Dans l'après-midi elles sortaient ensemble, menaient la vie des femmes. Ah! cette vie était extraordinaire ! Elles allaient dans des « thés », elles mangeaient des gâteaux qu'elles choisissaient délicatement, d'un petit air gourmand : éclairs au chocolat, babas et tartes

Tout autour c'était une volière pépiante, chaude et gaiement éclairée

et ornée. Elles restaient là, assises, serrées autour de leurs petites tables et parlaient.

Il y avait autour d'elles un courant d'excitation, d'animation, une légère inquiétude pleine de joie, le souvenir d'un choix difficile, dont on doutait encore un peu (se combinerait-il avec l'ensemble bleu et gris ? mais si pourtant, il serait admirable), la perspective de cette métamorphose, de ce rehaussement subit de leur personnalité, de cet éclat.

Elles, elles, elles, elles, toujours elles, voraces, pépiantes et délicates.

Leurs visages étaient comme raidis par une sorte de tension intérieure, leurs yeux indifférents glissaient sur l'aspect, sur le masque des choses, le soupesaient un seul instant (était-ce joli ou laid ?), puis le laissaient retomber. Et les fards leur donnaient un éclat dur, une fraîcheur sans vie.

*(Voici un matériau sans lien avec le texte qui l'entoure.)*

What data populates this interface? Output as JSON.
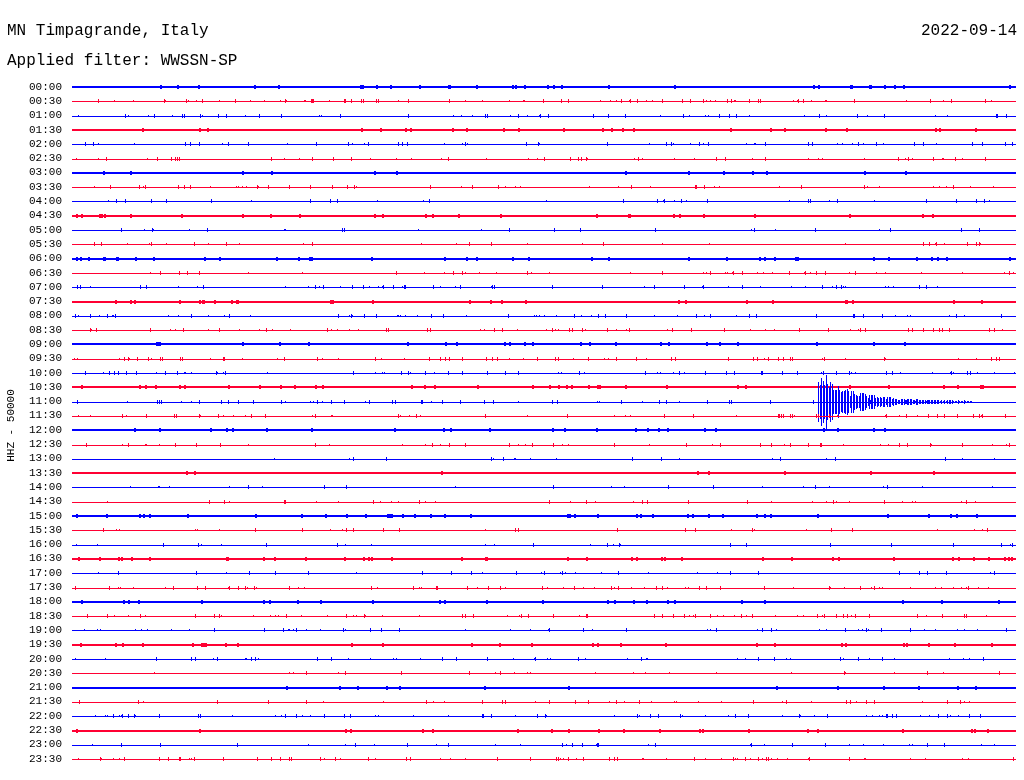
{
  "header": {
    "station": "MN Timpagrande, Italy",
    "date": "2022-09-14",
    "filter": "Applied filter: WWSSN-SP"
  },
  "axis_label": "HHZ - 50000",
  "rows": [
    {
      "label": "00:00",
      "color": "#0000ff"
    },
    {
      "label": "00:30",
      "color": "#ff0033"
    },
    {
      "label": "01:00",
      "color": "#0000ff"
    },
    {
      "label": "01:30",
      "color": "#ff0033"
    },
    {
      "label": "02:00",
      "color": "#0000ff"
    },
    {
      "label": "02:30",
      "color": "#ff0033"
    },
    {
      "label": "03:00",
      "color": "#0000ff"
    },
    {
      "label": "03:30",
      "color": "#ff0033"
    },
    {
      "label": "04:00",
      "color": "#0000ff"
    },
    {
      "label": "04:30",
      "color": "#ff0033"
    },
    {
      "label": "05:00",
      "color": "#0000ff"
    },
    {
      "label": "05:30",
      "color": "#ff0033"
    },
    {
      "label": "06:00",
      "color": "#0000ff"
    },
    {
      "label": "06:30",
      "color": "#ff0033"
    },
    {
      "label": "07:00",
      "color": "#0000ff"
    },
    {
      "label": "07:30",
      "color": "#ff0033"
    },
    {
      "label": "08:00",
      "color": "#0000ff"
    },
    {
      "label": "08:30",
      "color": "#ff0033"
    },
    {
      "label": "09:00",
      "color": "#0000ff"
    },
    {
      "label": "09:30",
      "color": "#ff0033"
    },
    {
      "label": "10:00",
      "color": "#0000ff"
    },
    {
      "label": "10:30",
      "color": "#ff0033"
    },
    {
      "label": "11:00",
      "color": "#0000ff"
    },
    {
      "label": "11:30",
      "color": "#ff0033"
    },
    {
      "label": "12:00",
      "color": "#0000ff"
    },
    {
      "label": "12:30",
      "color": "#ff0033"
    },
    {
      "label": "13:00",
      "color": "#0000ff"
    },
    {
      "label": "13:30",
      "color": "#ff0033"
    },
    {
      "label": "14:00",
      "color": "#0000ff"
    },
    {
      "label": "14:30",
      "color": "#ff0033"
    },
    {
      "label": "15:00",
      "color": "#0000ff"
    },
    {
      "label": "15:30",
      "color": "#ff0033"
    },
    {
      "label": "16:00",
      "color": "#0000ff"
    },
    {
      "label": "16:30",
      "color": "#ff0033"
    },
    {
      "label": "17:00",
      "color": "#0000ff"
    },
    {
      "label": "17:30",
      "color": "#ff0033"
    },
    {
      "label": "18:00",
      "color": "#0000ff"
    },
    {
      "label": "18:30",
      "color": "#ff0033"
    },
    {
      "label": "19:00",
      "color": "#0000ff"
    },
    {
      "label": "19:30",
      "color": "#ff0033"
    },
    {
      "label": "20:00",
      "color": "#0000ff"
    },
    {
      "label": "20:30",
      "color": "#ff0033"
    },
    {
      "label": "21:00",
      "color": "#0000ff"
    },
    {
      "label": "21:30",
      "color": "#ff0033"
    },
    {
      "label": "22:00",
      "color": "#0000ff"
    },
    {
      "label": "22:30",
      "color": "#ff0033"
    },
    {
      "label": "23:00",
      "color": "#0000ff"
    },
    {
      "label": "23:30",
      "color": "#ff0033"
    }
  ]
}
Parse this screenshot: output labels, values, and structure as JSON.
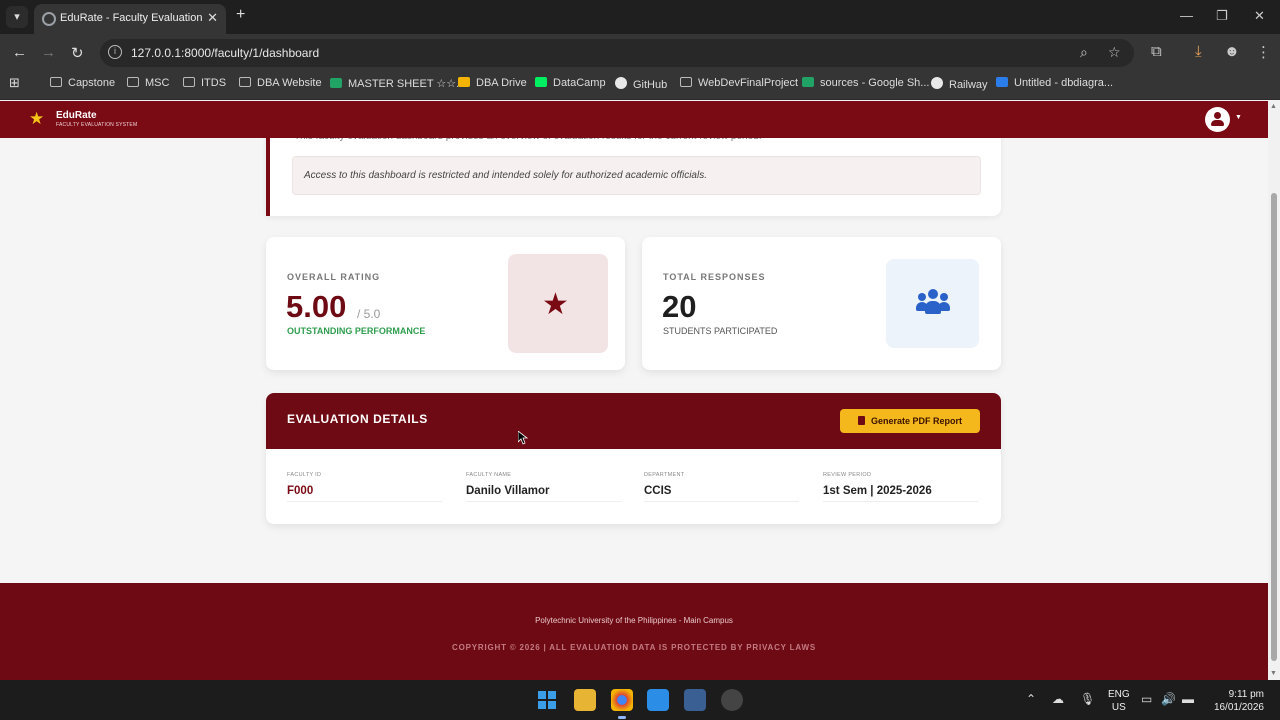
{
  "browser": {
    "tab_title": "EduRate - Faculty Evaluation Sy",
    "url": "127.0.0.1:8000/faculty/1/dashboard",
    "bookmarks": [
      {
        "label": "Capstone",
        "icon": "folder-icon"
      },
      {
        "label": "MSC",
        "icon": "folder-icon"
      },
      {
        "label": "ITDS",
        "icon": "folder-icon"
      },
      {
        "label": "DBA Website",
        "icon": "folder-icon"
      },
      {
        "label": "MASTER SHEET ☆☆..",
        "icon": "sheets-icon"
      },
      {
        "label": "DBA Drive",
        "icon": "drive-icon"
      },
      {
        "label": "DataCamp",
        "icon": "datacamp-icon"
      },
      {
        "label": "GitHub",
        "icon": "github-icon"
      },
      {
        "label": "WebDevFinalProject",
        "icon": "folder-icon"
      },
      {
        "label": "sources - Google Sh...",
        "icon": "sheets-icon"
      },
      {
        "label": "Railway",
        "icon": "railway-icon"
      },
      {
        "label": "Untitled - dbdiagra...",
        "icon": "dbdiagram-icon"
      }
    ]
  },
  "header": {
    "brand": "EduRate",
    "brand_sub": "FACULTY EVALUATION SYSTEM"
  },
  "intro": {
    "text": "This faculty evaluation dashboard provides an overview of evaluation results for the current review period.",
    "notice": "Access to this dashboard is restricted and intended solely for authorized academic officials."
  },
  "rating_card": {
    "label": "OVERALL RATING",
    "value": "5.00",
    "suffix": "/ 5.0",
    "note": "OUTSTANDING PERFORMANCE",
    "accent": "#2e9d4e"
  },
  "responses_card": {
    "label": "TOTAL RESPONSES",
    "value": "20",
    "note": "STUDENTS PARTICIPATED"
  },
  "details": {
    "title": "EVALUATION DETAILS",
    "button": "Generate PDF Report",
    "fields": [
      {
        "label": "FACULTY ID",
        "value": "F000"
      },
      {
        "label": "FACULTY NAME",
        "value": "Danilo Villamor"
      },
      {
        "label": "DEPARTMENT",
        "value": "CCIS"
      },
      {
        "label": "REVIEW PERIOD",
        "value": "1st Sem | 2025-2026"
      }
    ]
  },
  "footer": {
    "campus": "Polytechnic University of the Philippines - Main Campus",
    "copyright": "COPYRIGHT © 2026 | ALL EVALUATION DATA IS PROTECTED BY PRIVACY LAWS"
  },
  "taskbar": {
    "lang_1": "ENG",
    "lang_2": "US",
    "time": "9:11 pm",
    "date": "16/01/2026"
  },
  "colors": {
    "brand_maroon": "#7a0a14",
    "accent_yellow": "#f5b81c",
    "success_green": "#2e9d4e",
    "icon_blue": "#2a62c9"
  }
}
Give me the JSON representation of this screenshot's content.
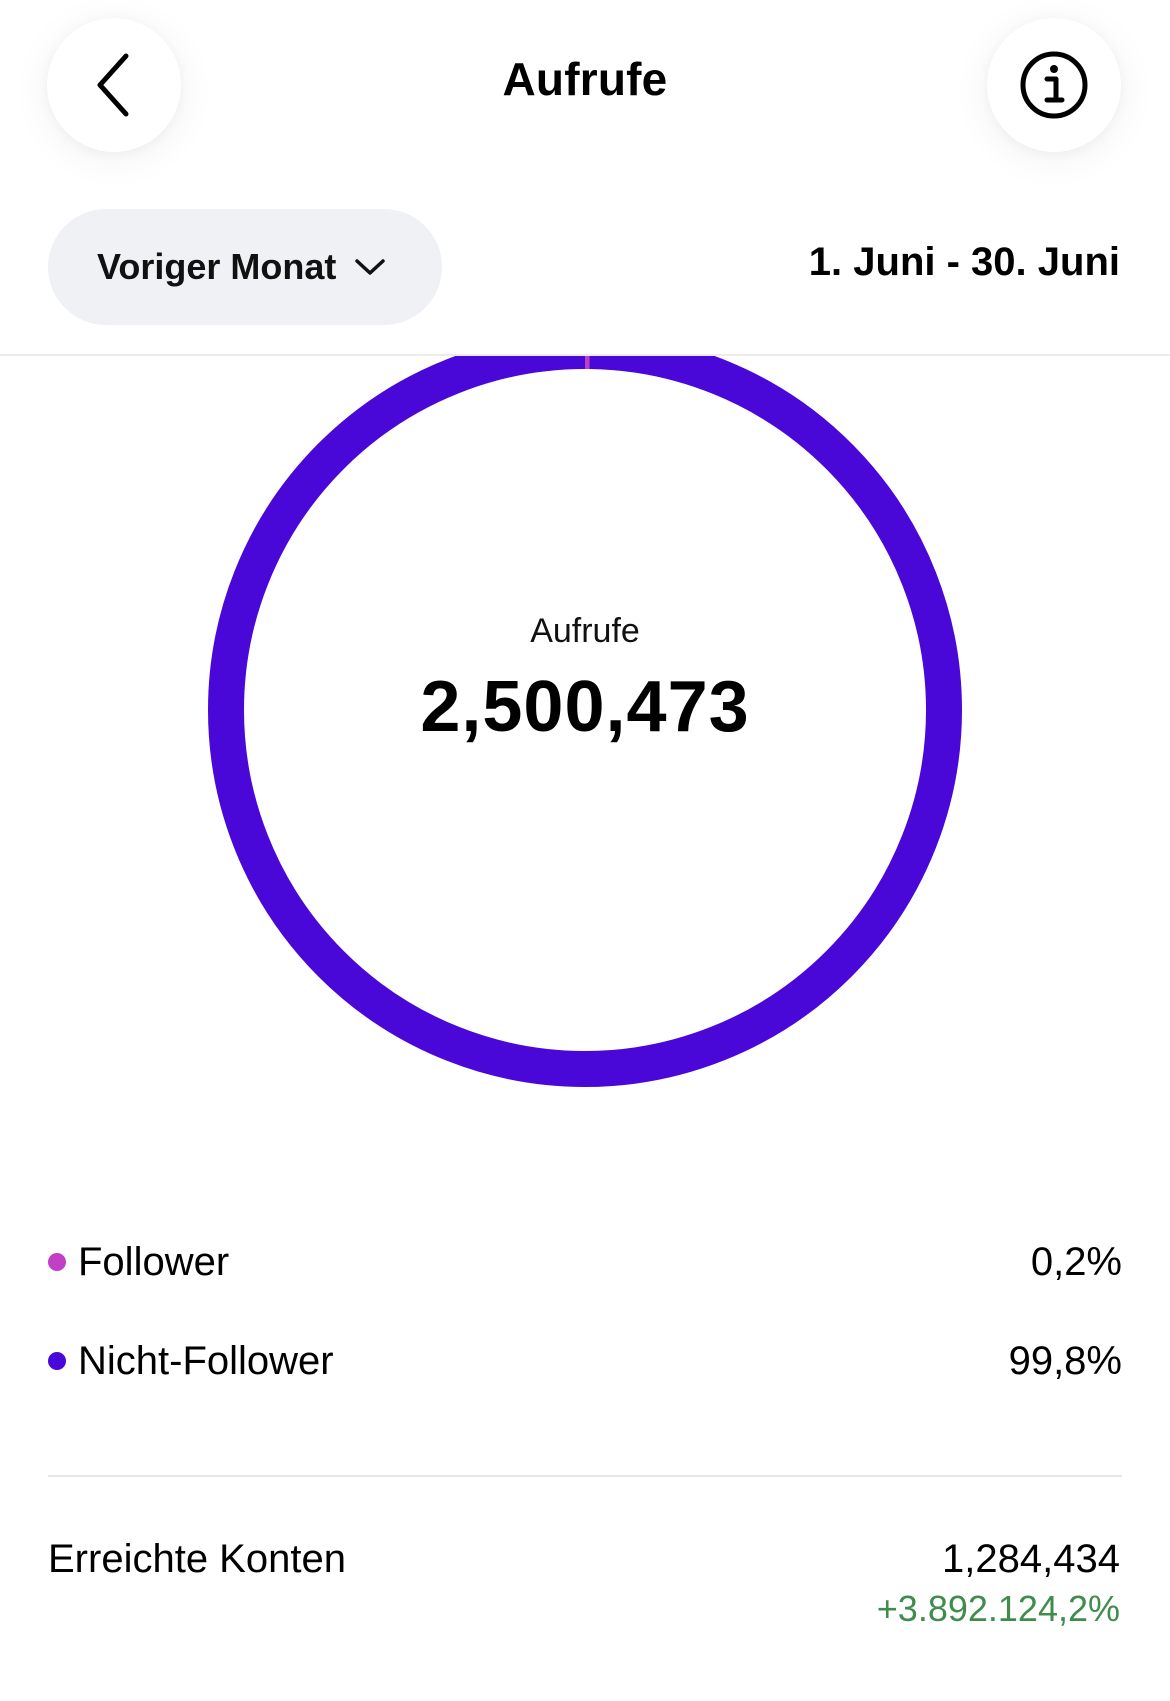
{
  "header": {
    "title": "Aufrufe",
    "back_icon": "chevron-left-icon",
    "info_icon": "info-icon"
  },
  "filter": {
    "period_label": "Voriger Monat",
    "date_range": "1. Juni - 30. Juni"
  },
  "donut": {
    "label": "Aufrufe",
    "total": "2,500,473",
    "segments": [
      {
        "name": "Follower",
        "fraction": 0.002,
        "color": "#c13fc7"
      },
      {
        "name": "Nicht-Follower",
        "fraction": 0.998,
        "color": "#4a08d8"
      }
    ]
  },
  "legend": [
    {
      "label": "Follower",
      "value": "0,2%",
      "color": "#c13fc7"
    },
    {
      "label": "Nicht-Follower",
      "value": "99,8%",
      "color": "#4a08d8"
    }
  ],
  "reach": {
    "label": "Erreichte Konten",
    "value": "1,284,434",
    "change": "+3.892.124,2%",
    "change_color": "#3f8c4d"
  }
}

Elles allaient dans des thés. Elles restaient là, assises pendant des heures, pendant que des après-midi entières s'écoulaient. Elles parlaient : « Il y a entre eux des scènes lamentables, des disputes à propos de rien. Je dois dire que c'est lui que je plains dans tout cela quand même. Combien ? Mais au moins deux millions. Et rien que l'héritage de tante Joséphine... Non... comment voulez-vous ? Il ne l'épousera pas. C'est une femme d'intérieur qui lui faut, il ne s'en rend pas compte lui-même. Mais non, je vous le dis. C'est une femme d'intérieur qui lui faut... D'intérieur... D'intérieur... » On leur avait toujours dit. Cela, elles l'avaient bien toujours entendu dire, elles le savaient : les sentiments, l'amour, la vie, c'était là leur domaine. Il leur appartenait.

Et elles parlaient, parlaient toujours, répétant les mêmes choses, les retournant, puis les retournant encore, d'un côté puis de l'autre, les pétrissants, les pétrissants, roulant sans cesse entre leurs doigts cette matière ingrate et pauvre qu'elles avaient extraite de leur vie (ce qu'elles appelaient « la vie », leur domaine), la pétrissant, l'étirant, la roulant jusqu'à ce qu'elle ne forme plus entre leurs doigts qu'un petit tas, une petite boulette grise.